Значит, следовало иными способами помочь своей женщине. Как минимум, морально поддерживать. Так, чтобы она ощущала себя любимой.
Только понимание этого не давало Форду сорваться и накричать на Елану.
— Теперь нам придется долго держать его в больнице, — сказал он. — Пока царапины не заживут. Но это пустяки. Ты понимаешь, что подумали врачи? Я заплатил за молчание, но что, если Мейсон вернется и другие по его царапинам поймут, что что-то не так?
— Дорогой… — прошептала Елана, вытирая слезы тыльной стороной ладони. — Я сегодня зашла в гостиную, а это отродье было с моей дочерью…
— Я знаю. Лив сама пошла к нему. Просила помочь разобраться с игрой.
— Ты защищаешь его? — Голос жены исказился.
— Я о нем такого же мнения, как и ты. — Форд нахмурился. — Но тебе следует держать себя в руках. Помни про общество. Сделаешь с Мейсоном что-то критичное — и нам это еще аукнется. Если меня лишат опеки над ним, это вовсе будет конец всем нашим планам.
— Дорогой… Ему никто не поверит. — Елана тут же качнула головой.
Она и правда об этом позаботилась. Уже пару лет находясь в семье Рид и общаясь с женщинами из других родов, она пустила слухи, которые были подобны корням. Теперь эти женщины запрещали своим детям общаться с Мейсоном. Также Елана слышала, что у него появились конфликты со старшими ребятами. Порой слухи творят чудеса. По желанию рушат жизни.
Мейсон был из тех детей, которые все держат в себе, но Форд все равно слишком сильно боялся, что мальчишка может сказать лишнее. Даже если ему и не было толком кому рассказать и даже если ему никто не поверит — это все равно могло создать проблемы.
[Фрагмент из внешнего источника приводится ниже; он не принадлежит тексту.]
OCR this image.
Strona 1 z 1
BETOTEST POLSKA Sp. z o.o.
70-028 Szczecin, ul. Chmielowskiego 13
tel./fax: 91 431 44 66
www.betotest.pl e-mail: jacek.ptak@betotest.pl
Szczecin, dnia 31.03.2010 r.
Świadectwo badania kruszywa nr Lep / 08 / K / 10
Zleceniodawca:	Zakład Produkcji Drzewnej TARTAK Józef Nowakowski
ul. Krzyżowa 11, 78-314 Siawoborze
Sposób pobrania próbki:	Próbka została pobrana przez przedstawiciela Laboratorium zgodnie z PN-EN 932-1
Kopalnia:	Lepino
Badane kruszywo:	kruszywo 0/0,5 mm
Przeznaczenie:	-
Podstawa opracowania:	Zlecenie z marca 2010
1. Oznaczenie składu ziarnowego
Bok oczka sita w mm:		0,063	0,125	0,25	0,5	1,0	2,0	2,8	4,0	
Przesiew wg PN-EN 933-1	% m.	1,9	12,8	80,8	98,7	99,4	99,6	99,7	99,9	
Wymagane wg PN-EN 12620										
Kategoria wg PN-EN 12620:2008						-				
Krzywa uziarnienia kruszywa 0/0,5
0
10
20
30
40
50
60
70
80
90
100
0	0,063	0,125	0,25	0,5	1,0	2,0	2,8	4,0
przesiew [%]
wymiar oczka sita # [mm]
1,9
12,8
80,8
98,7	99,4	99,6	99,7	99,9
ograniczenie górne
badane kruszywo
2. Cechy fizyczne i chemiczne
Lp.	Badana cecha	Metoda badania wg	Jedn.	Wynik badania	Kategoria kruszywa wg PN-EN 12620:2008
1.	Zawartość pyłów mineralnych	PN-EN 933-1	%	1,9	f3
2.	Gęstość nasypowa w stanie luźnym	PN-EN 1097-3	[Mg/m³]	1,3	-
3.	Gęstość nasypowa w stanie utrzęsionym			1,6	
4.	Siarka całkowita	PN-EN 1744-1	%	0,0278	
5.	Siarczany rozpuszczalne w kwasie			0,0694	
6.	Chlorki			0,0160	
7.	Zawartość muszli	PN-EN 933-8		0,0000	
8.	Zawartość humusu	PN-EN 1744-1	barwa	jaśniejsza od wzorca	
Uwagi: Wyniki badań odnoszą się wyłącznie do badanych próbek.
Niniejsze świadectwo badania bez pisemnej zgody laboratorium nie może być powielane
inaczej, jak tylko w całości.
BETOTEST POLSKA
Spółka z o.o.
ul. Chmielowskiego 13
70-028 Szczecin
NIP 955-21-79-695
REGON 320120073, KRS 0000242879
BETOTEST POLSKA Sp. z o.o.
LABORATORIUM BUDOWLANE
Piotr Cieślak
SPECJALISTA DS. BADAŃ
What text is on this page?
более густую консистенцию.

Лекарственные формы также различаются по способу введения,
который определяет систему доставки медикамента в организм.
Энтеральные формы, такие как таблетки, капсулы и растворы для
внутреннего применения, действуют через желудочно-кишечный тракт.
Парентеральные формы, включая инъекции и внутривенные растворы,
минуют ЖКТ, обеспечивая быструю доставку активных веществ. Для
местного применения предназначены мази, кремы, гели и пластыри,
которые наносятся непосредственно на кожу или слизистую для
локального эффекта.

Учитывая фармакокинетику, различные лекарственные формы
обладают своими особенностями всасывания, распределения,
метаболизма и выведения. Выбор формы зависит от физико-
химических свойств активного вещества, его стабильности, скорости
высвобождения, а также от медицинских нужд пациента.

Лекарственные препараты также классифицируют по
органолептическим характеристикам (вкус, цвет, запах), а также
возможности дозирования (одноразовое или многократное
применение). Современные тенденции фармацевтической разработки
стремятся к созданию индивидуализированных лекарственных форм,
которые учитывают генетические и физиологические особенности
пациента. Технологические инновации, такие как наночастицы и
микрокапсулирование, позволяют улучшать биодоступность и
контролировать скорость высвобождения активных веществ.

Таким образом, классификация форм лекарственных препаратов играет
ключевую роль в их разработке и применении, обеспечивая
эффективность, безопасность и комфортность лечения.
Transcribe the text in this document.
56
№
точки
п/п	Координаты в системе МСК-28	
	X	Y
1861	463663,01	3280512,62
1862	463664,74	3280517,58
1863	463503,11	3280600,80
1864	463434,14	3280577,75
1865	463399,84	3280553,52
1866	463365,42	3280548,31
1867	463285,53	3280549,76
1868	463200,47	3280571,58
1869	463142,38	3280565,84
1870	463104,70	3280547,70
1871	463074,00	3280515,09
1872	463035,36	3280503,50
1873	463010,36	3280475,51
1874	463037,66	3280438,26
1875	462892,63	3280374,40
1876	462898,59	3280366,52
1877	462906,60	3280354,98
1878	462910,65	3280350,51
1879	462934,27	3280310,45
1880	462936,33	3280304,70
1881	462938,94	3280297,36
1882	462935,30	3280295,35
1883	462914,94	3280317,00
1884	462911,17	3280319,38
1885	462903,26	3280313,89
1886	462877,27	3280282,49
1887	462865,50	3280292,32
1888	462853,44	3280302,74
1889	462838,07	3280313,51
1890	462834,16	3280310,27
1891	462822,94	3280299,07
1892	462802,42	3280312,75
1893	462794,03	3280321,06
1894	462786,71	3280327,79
Особенно сильно Форд начал бояться после того, как по неосторожности сломал ему ребра. Тогда эту проблему решила Елана. Она впервые по отношению к Мейсону задействовала главный и единственный рычаг давления — Лив. Сказала, что если Мейсон в больнице не скажет, что подрался с кем-то из других ребят, то просто возьмет и увезет Лив в другое королевство. Так, что мальчишка ее больше никогда не увидит. И что Лив там будет плохо. Она будет жить в нищете и в ужасных условиях.
Со стороны такой шантаж выглядел глупо. Мейсон же толком никогда и не разговаривал с Лив. С чего бы ему настолько сильно дорожить ею? Опасаться момента, когда он ее больше не увидит?
Тем более на кону была его собственная жизнь.
Но шантаж сработал. Когда полицейский по донесению одной из медсестер разговаривал с мальчишкой, тот сказал про обычную драку. Если бы Мейсон сказал правду — Форда лишили бы опеки, и все покатилось бы к чертям. Но мальчишка обрел бы нового опекуна, и вместе с ним — нормальную жизнь.
Вот только Лив… Этот случай показал Елане и Форду слишком многое. Раскрыл мощный способ давления на Мейсона. В дальнейшем они часто его задействовали. Произносили «Мы увезем Лив, если ты не…»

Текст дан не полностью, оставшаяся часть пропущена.